Rejet 29 septembre 2025
Commentaire • 0
Sur la décision
| Référence : | TA Rouen, 29 sept. 2025, n° 2500376 |
|---|---|
| Juridiction : | Tribunal administratif de Rouen |
| Numéro : | 2500376 |
| Type de recours : | Excès de pouvoir |
| Dispositif : | Rejet irrecevabilité manifeste alinéa 4 |
| Date de dernière mise à jour : | 13 novembre 2025 |
Sur les parties
| Avocat(s) : |
|---|
Texte intégral
Vu la procédure suivante :
Par une requête, enregistrée le 24 janvier 2025, M. A… B…, représenté par Me Tritschler, demande au tribunal :
1°) d’annuler la décision n° 48 SI du 14 mai 2009 par laquelle le ministre de l’intérieur a prononcé l’invalidation de son permis de conduire pour solde de points nul, ensemble la décision implicite par laquelle le ministre a rejeté son recours gracieux ;
2°) d’annuler l’ensemble des décisions ministérielles de retraits de points dont il a fait l’objet ;
3°) d’enjoindre au ministre de l’intérieur, sous huitaine à compter de la notification de la décision à intervenir, de lui restituer son permis de conduire affecté d’un capital de points ;
4°) de mettre à la charge de l’Etat la somme de 2 000 euros en application des dispositions de l’article L. 761-1 du code de justice administrative.

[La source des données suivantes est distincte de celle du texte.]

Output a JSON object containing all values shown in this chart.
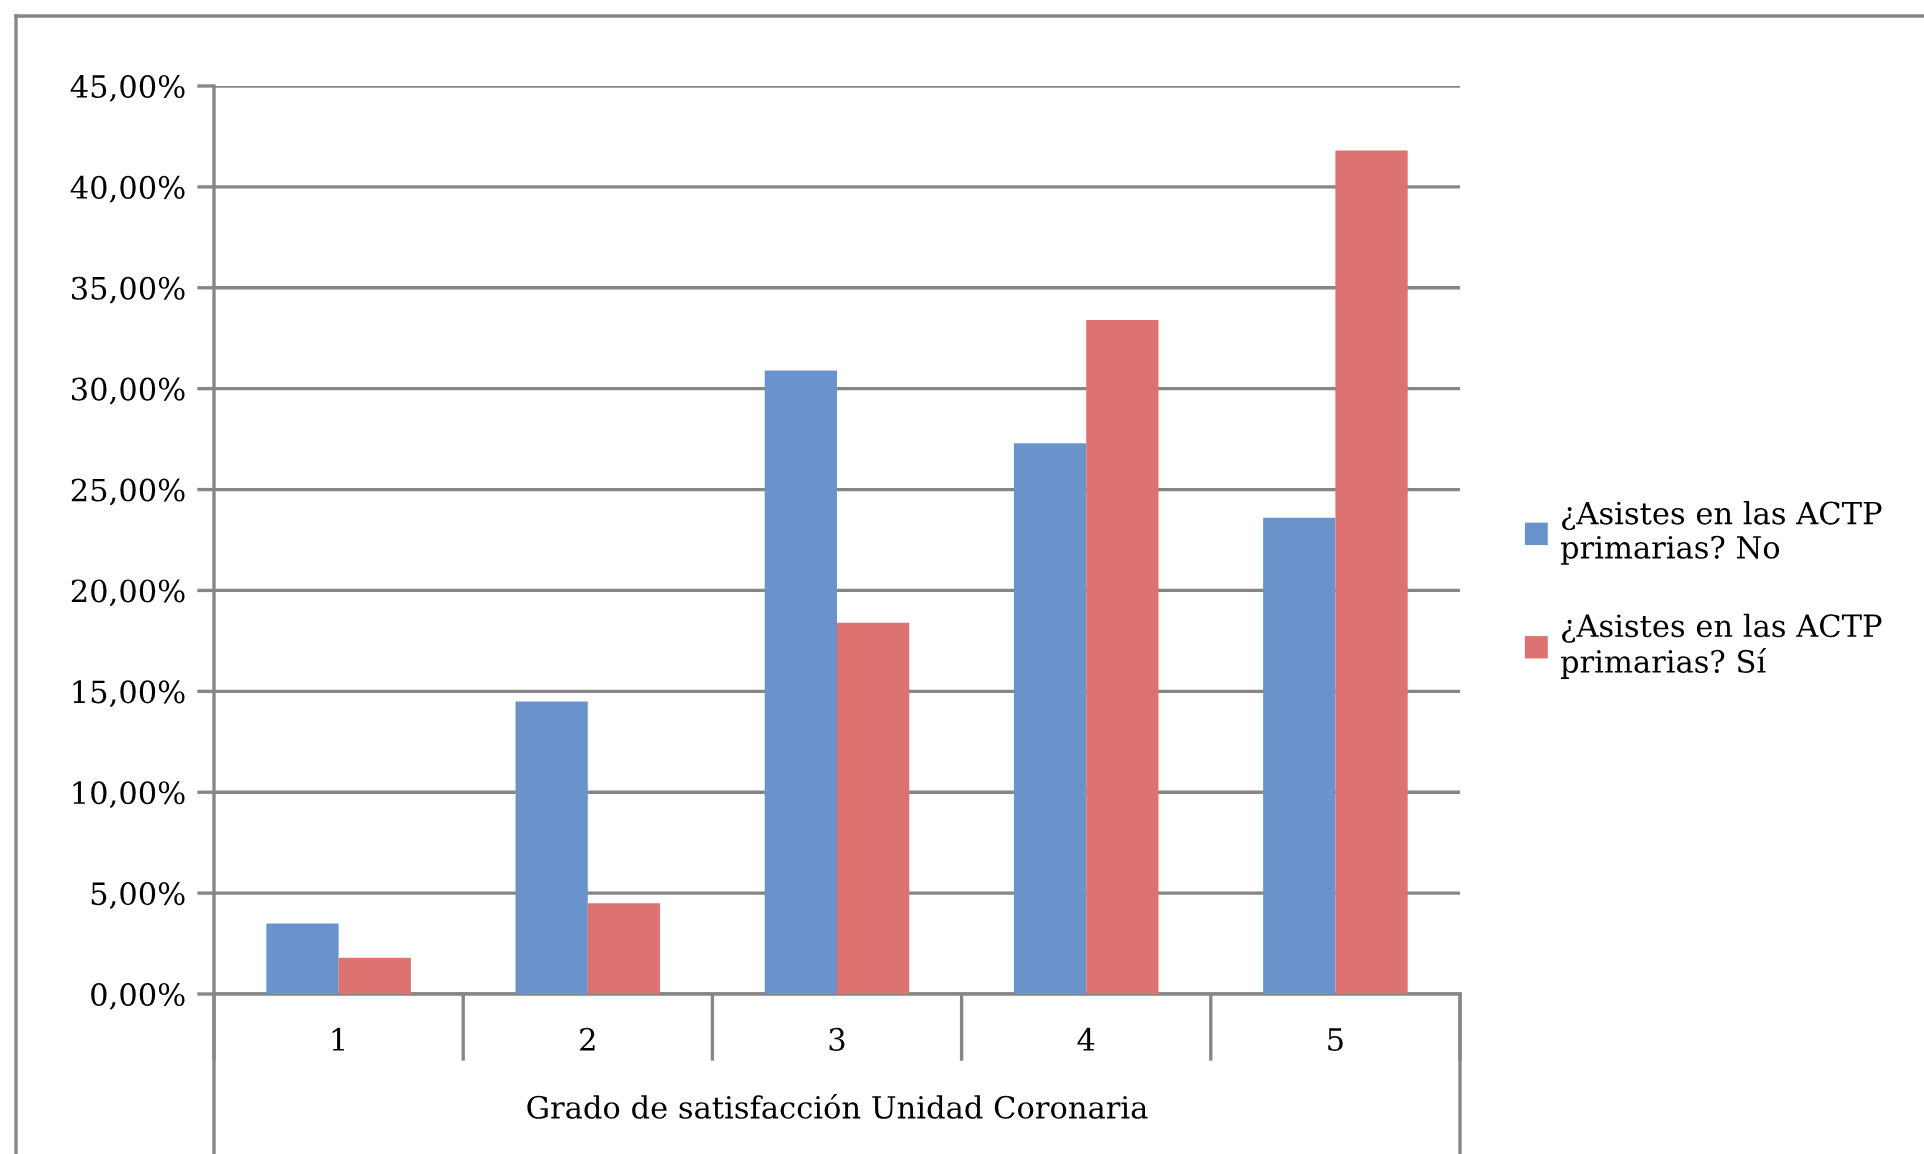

Par un mémoire en défense, enregistré le 19 février 2025, le ministre de l’intérieur conclut au rejet de la requête comme étant irrecevable.
Vu les autres pièces du dossier.
Vu :
- le code de la route ;
- le code de justice administrative.
Considérant ce qui suit :
1. Aux termes de l’article R. 222-1 du code de justice administrative : « (…) les présidents de formation de jugement des tribunaux et des cours peuvent, par ordonnance : (…) / 4° Rejeter les requêtes manifestement irrecevables, lorsque la juridiction n’est pas tenue d’inviter leur auteur à les régulariser ou qu’elles n’ont pas été régularisées à l’expiration du délai imparti par une demande en ce sens ; (…) ».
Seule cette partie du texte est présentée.